Thursday, March 09, 2006

Auto-Fellatio and other Highway Mishaps

Which only leads me to another story from one of my many discarded incarnations. This was of course when people actually liked me, although even then I could scarcely imagine why. In any event it was long before the headlong slide into the intoxicating self-absorption that plagues me now. Back then I didn't simply tolerate other people, I actually enjoyed their presence. I was actually glad they were alive. What happened? If I had to narrow all those tortuous years to one thin strand of contempt, I suppose it would all stem to the moment when I stole the monkey. Well, truthfully, she wasn't a monkey, but an ape.

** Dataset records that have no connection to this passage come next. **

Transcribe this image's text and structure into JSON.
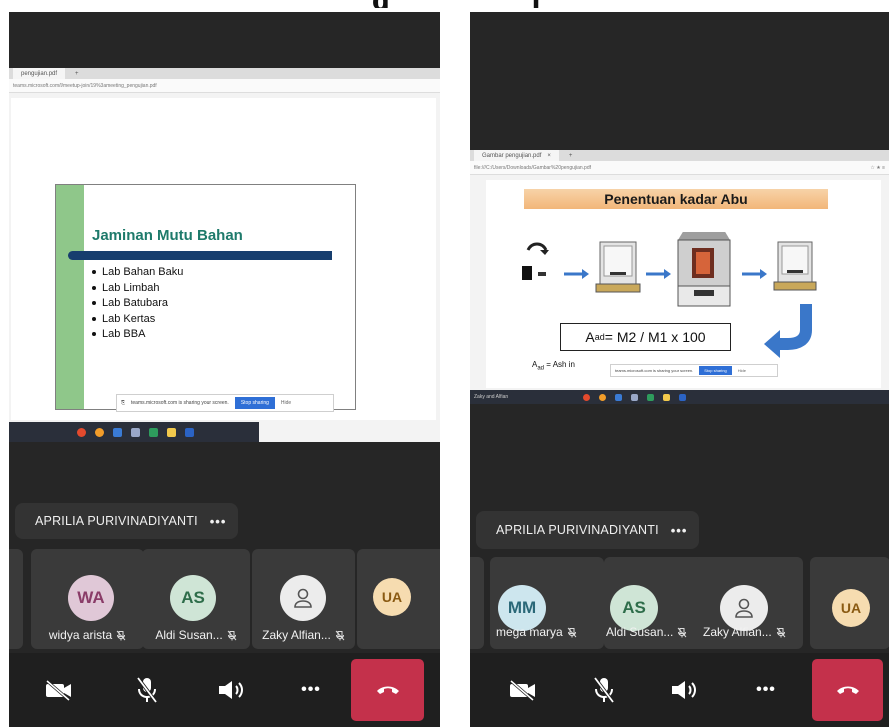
{
  "heading": {
    "left_fragment": "g",
    "right_fragment": "j"
  },
  "left": {
    "tab_title": "pengujian.pdf",
    "address": "teams.microsoft.com/l/meetup-join/19%3ameeting_pengujian.pdf",
    "slide": {
      "title": "Jaminan Mutu Bahan",
      "items": [
        "Lab Bahan Baku",
        "Lab Limbah",
        "Lab Batubara",
        "Lab Kertas",
        "Lab BBA"
      ]
    },
    "share_bar": {
      "message": "teams.microsoft.com is sharing your screen.",
      "stop": "Stop sharing",
      "hide": "Hide"
    },
    "presenter": "APRILIA PURIVINADIYANTI",
    "participants": [
      {
        "initials": "",
        "name": "",
        "color": "#3a3a3a"
      },
      {
        "initials": "WA",
        "name": "widya arista",
        "color": "#e0c8d7"
      },
      {
        "initials": "AS",
        "name": "Aldi Susan...",
        "color": "#cfe5d6"
      },
      {
        "initials": "",
        "name": "Zaky Alfian...",
        "color": "#ececec"
      },
      {
        "initials": "UA",
        "name": "",
        "color": "#f6dcb0"
      }
    ]
  },
  "right": {
    "tab_title": "Gambar pengujian.pdf",
    "address": "file:///C:/Users/Downloads/Gambar%20pengujian.pdf",
    "slide": {
      "title": "Penentuan kadar Abu",
      "formula": "A",
      "formula_sub": "ad",
      "formula_rest": " = M2 / M1 x 100",
      "ash_prefix": "A",
      "ash_sub": "ad",
      "ash_rest": " = Ash in"
    },
    "taskbar_left_text": "Zaky and Alfian",
    "share_bar": {
      "message": "teams.microsoft.com is sharing your screen.",
      "stop": "Stop sharing",
      "hide": "Hide"
    },
    "presenter": "APRILIA PURIVINADIYANTI",
    "participants": [
      {
        "initials": "",
        "name": "",
        "color": "#3a3a3a"
      },
      {
        "initials": "MM",
        "name": "mega marya",
        "color": "#cde6ee"
      },
      {
        "initials": "AS",
        "name": "Aldi Susan...",
        "color": "#cfe5d6"
      },
      {
        "initials": "",
        "name": "Zaky Alfian...",
        "color": "#ececec"
      },
      {
        "initials": "UA",
        "name": "",
        "color": "#f6dcb0"
      }
    ]
  },
  "more_dots": "•••",
  "colors": {
    "hangup": "#c4314b",
    "background": "#262626",
    "green_panel": "#8fc78a",
    "title_teal": "#1e7a6b"
  }
}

But she liked when I called her 'monkey' because it made her feel submissive and somewhat less-than-ape, so that's what I called her, at least in our more private moments. Living together seemed a natural step, considering how tempestuous and indescribably passionate our stolen moments in the primate house had become. Of course I just had to liberate her from her cruel captors at that horrendous workcamp, The Bronx Zoo. Five shows a day, boy--they really had her working the pole, hamming it up for the tourists, marching around with her exposed behind for the tantilizing views of the masses. Shameful. So there I was, blowtorch and bull cutters in hand, freeing her and myself in the process. We did shack up for a while, and although she was somewhat amiss in her personal hygiene habits--okay, she shit in the sink--we were very happy while it lasted. Then one day I realized, you know, I was living with a monkey. Sorry, ape.